00:00 When testing asynchronous code, your application arrives at the expected state eventually, and you have to take that eventuality into account to have reliable tests. So when you're working with promise-based APIs like Fetch, it's really great to use async and await syntax to make sure that you wait for this request to complete.

00:17 You can also utilize the built-in resolves and rejects chaining in Vita's expect function to await certain promises, like here the response promise. By chaining it this way instead of awaiting this promise directly, you make that promise resolution a part of your expectation, and it will produce much nicer error messages as well.

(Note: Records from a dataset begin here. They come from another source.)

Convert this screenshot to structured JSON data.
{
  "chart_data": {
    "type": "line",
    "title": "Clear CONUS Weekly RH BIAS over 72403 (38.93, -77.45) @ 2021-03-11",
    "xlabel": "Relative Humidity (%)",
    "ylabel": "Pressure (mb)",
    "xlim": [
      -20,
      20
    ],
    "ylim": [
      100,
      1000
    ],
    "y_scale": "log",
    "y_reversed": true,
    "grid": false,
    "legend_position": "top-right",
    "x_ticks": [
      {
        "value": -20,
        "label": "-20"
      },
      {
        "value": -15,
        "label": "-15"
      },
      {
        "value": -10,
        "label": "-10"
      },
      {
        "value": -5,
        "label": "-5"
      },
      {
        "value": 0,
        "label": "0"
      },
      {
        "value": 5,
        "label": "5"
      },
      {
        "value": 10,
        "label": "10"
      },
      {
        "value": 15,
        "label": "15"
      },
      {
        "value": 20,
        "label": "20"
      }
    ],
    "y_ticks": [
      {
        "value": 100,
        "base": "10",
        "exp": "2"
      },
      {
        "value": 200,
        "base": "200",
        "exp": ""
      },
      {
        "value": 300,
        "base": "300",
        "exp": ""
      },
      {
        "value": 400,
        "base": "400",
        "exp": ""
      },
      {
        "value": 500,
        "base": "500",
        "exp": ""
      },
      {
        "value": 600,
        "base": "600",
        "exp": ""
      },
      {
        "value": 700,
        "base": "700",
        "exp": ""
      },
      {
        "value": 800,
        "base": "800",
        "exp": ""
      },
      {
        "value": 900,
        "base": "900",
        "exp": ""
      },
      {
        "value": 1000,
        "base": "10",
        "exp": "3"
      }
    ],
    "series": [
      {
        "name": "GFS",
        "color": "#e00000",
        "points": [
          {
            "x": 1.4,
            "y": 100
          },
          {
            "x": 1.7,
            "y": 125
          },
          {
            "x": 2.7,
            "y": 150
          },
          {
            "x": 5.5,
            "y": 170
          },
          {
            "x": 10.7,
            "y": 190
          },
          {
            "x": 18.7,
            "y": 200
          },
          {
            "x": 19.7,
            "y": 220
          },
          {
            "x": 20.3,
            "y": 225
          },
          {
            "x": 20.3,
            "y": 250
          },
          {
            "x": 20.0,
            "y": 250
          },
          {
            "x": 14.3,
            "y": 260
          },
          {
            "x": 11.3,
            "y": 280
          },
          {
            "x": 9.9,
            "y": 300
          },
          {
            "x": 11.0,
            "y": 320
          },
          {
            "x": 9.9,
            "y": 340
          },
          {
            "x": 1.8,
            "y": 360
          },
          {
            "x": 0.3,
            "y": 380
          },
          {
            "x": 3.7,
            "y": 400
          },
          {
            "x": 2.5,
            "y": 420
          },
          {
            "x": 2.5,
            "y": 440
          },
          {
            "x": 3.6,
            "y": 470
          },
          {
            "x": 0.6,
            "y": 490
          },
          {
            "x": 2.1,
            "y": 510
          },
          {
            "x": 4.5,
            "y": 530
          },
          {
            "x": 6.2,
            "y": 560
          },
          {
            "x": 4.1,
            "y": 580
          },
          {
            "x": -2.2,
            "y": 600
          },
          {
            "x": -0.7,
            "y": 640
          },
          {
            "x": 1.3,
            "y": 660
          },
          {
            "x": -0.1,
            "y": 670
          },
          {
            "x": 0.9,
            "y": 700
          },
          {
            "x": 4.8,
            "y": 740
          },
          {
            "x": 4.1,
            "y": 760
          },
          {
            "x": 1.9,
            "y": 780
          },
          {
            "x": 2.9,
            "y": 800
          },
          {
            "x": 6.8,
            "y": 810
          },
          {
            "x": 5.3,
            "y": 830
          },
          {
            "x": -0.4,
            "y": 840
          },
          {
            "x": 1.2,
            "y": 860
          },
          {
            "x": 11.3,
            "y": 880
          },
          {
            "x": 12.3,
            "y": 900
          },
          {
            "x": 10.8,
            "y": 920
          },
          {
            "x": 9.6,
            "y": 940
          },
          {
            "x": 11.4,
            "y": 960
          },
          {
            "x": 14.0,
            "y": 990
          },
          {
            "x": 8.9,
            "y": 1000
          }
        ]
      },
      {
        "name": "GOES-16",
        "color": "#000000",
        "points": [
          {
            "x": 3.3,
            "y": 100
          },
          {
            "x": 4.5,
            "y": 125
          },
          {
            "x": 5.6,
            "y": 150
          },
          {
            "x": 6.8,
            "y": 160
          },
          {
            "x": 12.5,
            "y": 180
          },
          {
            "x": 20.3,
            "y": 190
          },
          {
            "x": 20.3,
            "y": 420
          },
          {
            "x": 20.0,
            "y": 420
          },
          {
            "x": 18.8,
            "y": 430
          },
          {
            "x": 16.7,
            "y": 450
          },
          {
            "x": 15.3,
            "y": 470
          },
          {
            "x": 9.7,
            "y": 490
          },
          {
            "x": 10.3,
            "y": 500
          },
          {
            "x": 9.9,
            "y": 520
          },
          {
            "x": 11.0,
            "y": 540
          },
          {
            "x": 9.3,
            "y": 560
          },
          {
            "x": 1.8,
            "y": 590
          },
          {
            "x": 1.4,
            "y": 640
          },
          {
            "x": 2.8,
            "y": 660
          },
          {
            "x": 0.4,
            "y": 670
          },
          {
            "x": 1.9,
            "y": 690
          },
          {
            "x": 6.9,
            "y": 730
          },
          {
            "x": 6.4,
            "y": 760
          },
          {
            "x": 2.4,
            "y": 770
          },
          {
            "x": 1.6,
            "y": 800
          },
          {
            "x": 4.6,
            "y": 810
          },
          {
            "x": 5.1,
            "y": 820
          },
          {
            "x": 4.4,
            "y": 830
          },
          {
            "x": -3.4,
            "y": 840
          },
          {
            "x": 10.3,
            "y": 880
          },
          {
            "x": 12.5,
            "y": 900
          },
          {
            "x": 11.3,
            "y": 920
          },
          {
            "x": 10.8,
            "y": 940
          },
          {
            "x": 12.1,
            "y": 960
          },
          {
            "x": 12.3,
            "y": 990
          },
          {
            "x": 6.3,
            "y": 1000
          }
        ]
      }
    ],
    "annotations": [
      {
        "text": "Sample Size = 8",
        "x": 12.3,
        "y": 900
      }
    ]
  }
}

00:36 But what if your tested system doesn't give you any means, any promises to await? If you just express your intention and tests immediately, well, this is a sure recipe for flakiness because there is no guarantee that from this point and to this point, your application actually transitions into the right state.

00:53 This is where you usually reach out to utilities like v.waitfor to have some sort of predictability in your test suite, because calling v.waitfor will return you a promise that will resolve once the given callback here resolves. Using waitfor and waituntil are great approaches

01:09 to tackling asynchronicity, but there's actually one more API you can use, and I find it to be so elegant you're going to love it. In this exercise, your task will be to refactor an existing test suite from the waitfor utility to something called retriable assertions. And of course, make sure that the tests are passing at the end. So give it your best and see you once you're done.